Disclaimer: a lot of the information on this page is the result of the author's own knowledge and experience and should currently be counted as expert opinion grade but not yet proven or formally described.
git db as a standard is relatively neutral to how the data is shared. Actually, git itself solves a number of the mechanical aspect of distribution problems. The question frequently becomes, which version is considered the "master"?
The answer to this depends a lot on what the objectives of the program are. There are problems which distributing may help solve, such as scaling to truly massive sets of data, extra computing power to service a lot of requests, or resilience in the face of disasters. There are compromises to be made, such as whether results must be guaranteed or whether a "best effort" approach is acceptable.
The CAP theorem describes these trade-offs; sacrificing Consistency to allow tolerance to network Partitions and supply high Availability - BASE systems fall into this category - or whether Consistency (the "C" in ACID) must be maintained, at the expense of either Availability (distributed systems which shut down when there is a partition), or tolerance to network Partitions (implying that systems must all be on the same network).
The git db should support all of these styles of replication, through configuration - not necessarily settings in a config file or dialog box, but how the application is configured to use which facility of the git db.

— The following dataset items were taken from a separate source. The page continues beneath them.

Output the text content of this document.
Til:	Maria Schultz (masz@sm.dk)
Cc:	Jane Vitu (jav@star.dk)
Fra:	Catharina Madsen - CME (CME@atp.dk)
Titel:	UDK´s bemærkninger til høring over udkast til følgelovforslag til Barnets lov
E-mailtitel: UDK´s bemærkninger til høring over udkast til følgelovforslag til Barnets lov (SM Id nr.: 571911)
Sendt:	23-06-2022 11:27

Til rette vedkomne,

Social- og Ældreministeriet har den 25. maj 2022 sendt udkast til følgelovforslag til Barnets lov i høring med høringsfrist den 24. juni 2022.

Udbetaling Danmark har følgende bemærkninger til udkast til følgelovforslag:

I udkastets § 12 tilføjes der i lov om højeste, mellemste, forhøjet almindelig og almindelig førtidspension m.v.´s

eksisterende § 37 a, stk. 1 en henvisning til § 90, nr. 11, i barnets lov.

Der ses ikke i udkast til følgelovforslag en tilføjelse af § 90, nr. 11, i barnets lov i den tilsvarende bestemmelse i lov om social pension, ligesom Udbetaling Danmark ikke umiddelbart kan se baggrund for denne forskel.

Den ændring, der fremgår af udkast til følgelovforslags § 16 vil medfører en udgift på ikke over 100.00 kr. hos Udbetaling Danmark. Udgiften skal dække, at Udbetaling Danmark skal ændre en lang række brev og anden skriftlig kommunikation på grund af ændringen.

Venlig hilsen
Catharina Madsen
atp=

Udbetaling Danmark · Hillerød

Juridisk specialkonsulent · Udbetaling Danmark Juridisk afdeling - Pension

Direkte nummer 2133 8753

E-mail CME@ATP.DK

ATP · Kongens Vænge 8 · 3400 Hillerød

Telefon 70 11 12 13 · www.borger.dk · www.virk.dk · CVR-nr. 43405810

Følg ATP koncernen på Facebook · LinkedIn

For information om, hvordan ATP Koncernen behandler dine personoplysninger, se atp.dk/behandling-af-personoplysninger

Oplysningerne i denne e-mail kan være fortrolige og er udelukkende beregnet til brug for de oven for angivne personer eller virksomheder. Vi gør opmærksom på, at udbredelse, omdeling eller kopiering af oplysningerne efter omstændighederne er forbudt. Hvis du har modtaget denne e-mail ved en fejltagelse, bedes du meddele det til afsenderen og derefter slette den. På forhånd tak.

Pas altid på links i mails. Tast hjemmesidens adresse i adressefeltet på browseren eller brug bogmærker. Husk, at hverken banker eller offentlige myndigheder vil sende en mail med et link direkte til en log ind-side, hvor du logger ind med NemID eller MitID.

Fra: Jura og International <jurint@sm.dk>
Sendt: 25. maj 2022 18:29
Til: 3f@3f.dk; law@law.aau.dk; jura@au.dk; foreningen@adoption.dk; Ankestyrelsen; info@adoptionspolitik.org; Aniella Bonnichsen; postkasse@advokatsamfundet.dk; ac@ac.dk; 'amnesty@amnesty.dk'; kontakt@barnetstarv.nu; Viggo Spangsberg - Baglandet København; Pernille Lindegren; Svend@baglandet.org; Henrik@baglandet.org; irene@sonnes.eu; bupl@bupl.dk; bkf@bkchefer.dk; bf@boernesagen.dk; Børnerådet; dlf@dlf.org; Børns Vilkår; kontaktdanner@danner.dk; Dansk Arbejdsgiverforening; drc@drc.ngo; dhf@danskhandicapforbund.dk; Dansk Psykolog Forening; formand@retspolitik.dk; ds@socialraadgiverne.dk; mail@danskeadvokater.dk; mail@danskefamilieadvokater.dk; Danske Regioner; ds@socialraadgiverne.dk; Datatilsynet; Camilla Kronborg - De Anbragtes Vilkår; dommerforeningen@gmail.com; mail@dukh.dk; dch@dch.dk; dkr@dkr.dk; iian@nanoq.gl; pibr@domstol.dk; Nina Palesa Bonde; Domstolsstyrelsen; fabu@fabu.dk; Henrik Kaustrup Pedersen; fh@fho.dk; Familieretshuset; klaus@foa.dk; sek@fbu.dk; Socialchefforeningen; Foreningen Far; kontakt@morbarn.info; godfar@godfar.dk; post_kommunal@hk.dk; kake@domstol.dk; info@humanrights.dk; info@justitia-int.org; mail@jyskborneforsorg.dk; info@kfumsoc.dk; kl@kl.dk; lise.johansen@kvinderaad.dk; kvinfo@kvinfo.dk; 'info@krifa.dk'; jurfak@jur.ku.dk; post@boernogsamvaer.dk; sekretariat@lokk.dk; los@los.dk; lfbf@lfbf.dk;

Mixed modes are possible, but in general more restrictive systems will not be able to share information with less restrictive systems.
In this mode, there is a single node which is the only one allowed to do updates.
An example of application here is "decentralised social networks"; holding the databases that people collaboratively edit with each other, be it a friends list or a photo collection catalogue. Yet, many other nodes have an interest in receiving the information. Each person is the master of their own database, and everyone else's versions are comments or suggestions and are not automatically promoted to be the master.
This is the easiest mode to support; assuming that the single node for updates does not change, there are no conflicts to resolve.
This case matches the majority of traditional replication systems out there.
The distribution protocol for this can be standard git protocol.
This mode of replication is appropriate for systems where the list of changes going into the system are known accurately, and there must be no conflicting answers.
In this case, the nodes must always return the same result and be Consistent. Overall, the system must behave as an ACID system; transactions must be able to be applied serially and obtain equivalent results. To achieve this, a system called 2 Phase Commit is generally employed, where commits which are "ready" to apply are voted on by participating nodes and the real result moves forward once there is agreement.
The system may provide geographical dispersion guarantees on returned answers, limiting performance but making the system very robust to localized disasters. Non-repudiating systems may take this form.
Examples of systems that work like this are clustered ACID databases (eg Oracle) and the transaction support in earlier versions of CouchDB.
The interchange of messages relating to this replication could have a protocol designed for it, or likely a redundant message queue system like AQMP could just be re-used.
This mode of replication is similar to Multi-Master, but several requirements are relaxed. It is assumed that any two conflicting updates can be resolved - called "eventual consistency" (the E in the bacronym BASE). More than one node may produce valid updates.
This approach matches the replication approach of many stored-procedure based database replication systems, such as Bucardo. Also, current versions of CouchDB.
An advantage of this style of replication is that it doesn't need a new protocol, you can just synchronize revisions and then apply the merge resolution rules. It does however require a way to specify those merge resolution rules -- for instance, in-store functions.
This is the proposed label for a cluster of multi-master nodes, where no node is trusted fully but every node is trusted equally; a voting system is used to resolve possible conflicts and auditing is possible. Additionally, it may be possible to relax strict requirements about knowing the input requests - answers to these questions should be available once more research is completed.
This is a similar use case to the Strict Multi-Master protocol, however the use of an existing message queue system or some kind of cluster "supervisor" process are not allowed, and the system should be capable of operation with each node acting in rational self-interest only.
The system of dividing tables can be used to take large sets of data and partition them in either custom ways when using a primary key, or randomly when using a UUID or a hash for the primary key.
As the full data set is not required when computing results involving the partitioned chunks - just the SHA1 sums - nodes with incomplete information can compute some limited results as if they had the full set.
While this doesn't in principal require a new protocol, the entire query system will need to be structured so that it can divide the work by the submodules present in the repository, and farm them out to nodes which have those submodules. This is likely a complex approach, but it does have at least one small piece of elegance, in that each small piece of the database can be cloned with standard git.